Yasmeen Khan is a reporter covering education. You can find her stories on the air and on SchoolBook.org, WNYC’s education website.
As more neighborhood public schools open their doors to students with disabilities this fall, advocates, parents and educators say they are worried about a potential lack of support, especially when it comes to negotiating a student's Individualized Education Program, or I.E.P.
The legally binding document is the cornerstone of a quality education for a child with disabilities, according to the United States Department of Education, and reaching agreement on one can be difficult.
Shael Polakow-Suransky, the Education Department's chief academic officer, said individual meetings to devise a plan should be a time for parents and schools to "have a real dialogue about what's right for the child."
Both the parents and the school team must agree to the plan. Getting the right mix of services and supports, and fleshing out how the document will guide classroom experience, can be hampered when parents and schools do not see eye to eye.
This why some parents and advocates expect the process will get only harder next school year, when most students with disabilities will attend school in their local communities as the city overhauls special education and moves closer to many other states that have adopted an "inclusion" model, with all but the most disabled special education students mainstreamed into regular classrooms.
Now many of these students must travel to schools that offer relevant services and presumably are more experienced in devising students' individualized education programs. But even among experts, the negotiation is fraught.

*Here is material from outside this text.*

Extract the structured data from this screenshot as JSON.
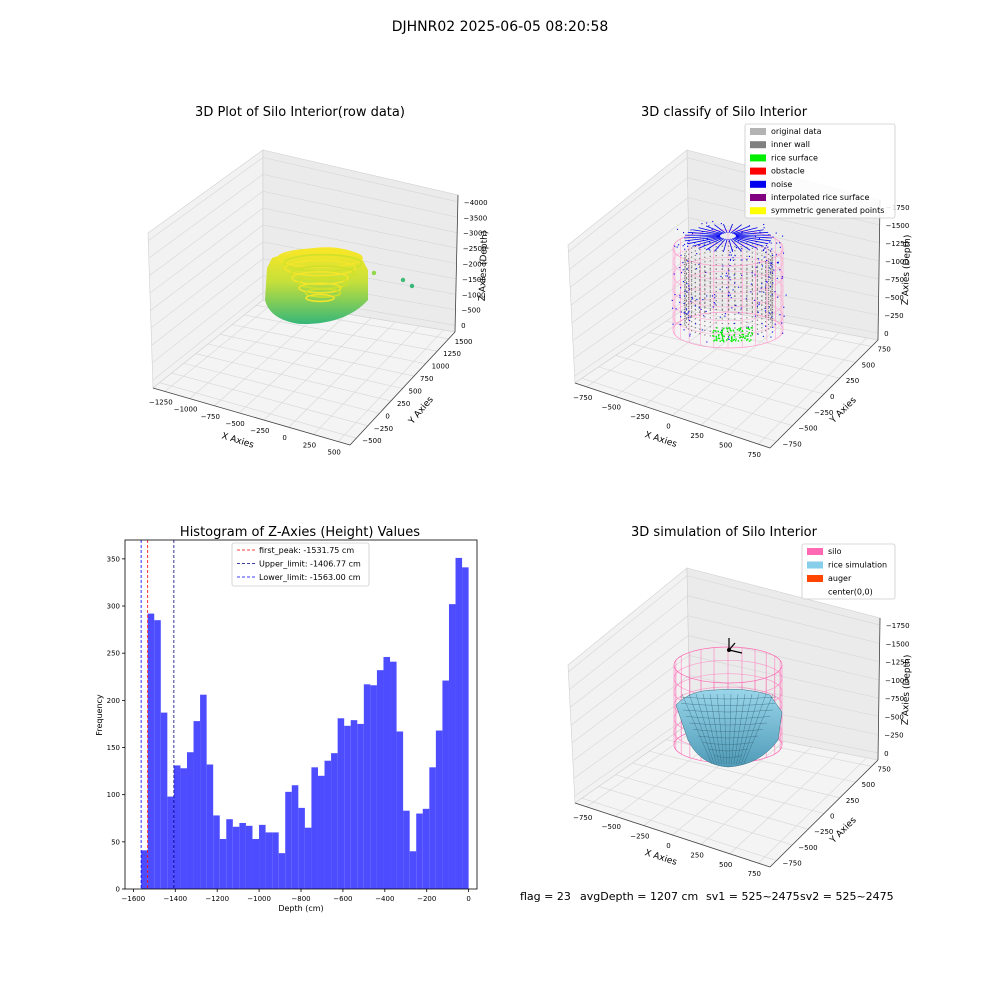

Sheindel Katz, a school psychologist at Public School 380 John Wayne Elementary and Juan Morel Campos Secondary School in Williamsburg, Brooklyn, said there can be miscommunication because parents and staff members see the child in different settings, and have different impressions.
"Oftentimes parents and teachers and providers are coming to the table, they're coming to the meeting, and they have emotional ties to the situation," she said.
Andrea Lella, an advocate, expects the changes in the special education approach will increase her caseload. Ms. Lella works with the parents of special education students on Staten Island, through a nonprofit organization called Families Helping Families. She helps them figure out what services are available and what the right classroom environment might be.
"I have to go in there and teach the people how to write goals, teach the people how to write an I.E.P., and teach the people what testing accommodations are available," she said.
There currently are about 145,000 students with Individualized Education Programs who attend community district schools, the schools that will be affected by special education reform. (There are an additional 20,000 students enrolled in schools in District 75, the city's special education district.)
With changes rolling out to community district schools next school year — starting with students entering kindergarten, sixth grade and ninth grade — Mr. Polakow-Suransky says schools will have ample support. Principals and teachers have already received some training, he said, and the Education Department has hired more specialists to work in the school support networks.
Schools will also create "school implementation teams," made up of trained staff members, to help oversee the changes, he said.
“Our commitment to teachers is, if you aren't getting what you need in your school, we need to know that," Mr. Polakow-Suransky said. "And we will push in and give you additional training.”
Mr. Polakow-Suransky added that he understood the anxiety that comes with change, but that special education reform takes the long view of closing a wide achievement gap between students with disabilities and students without disabilities.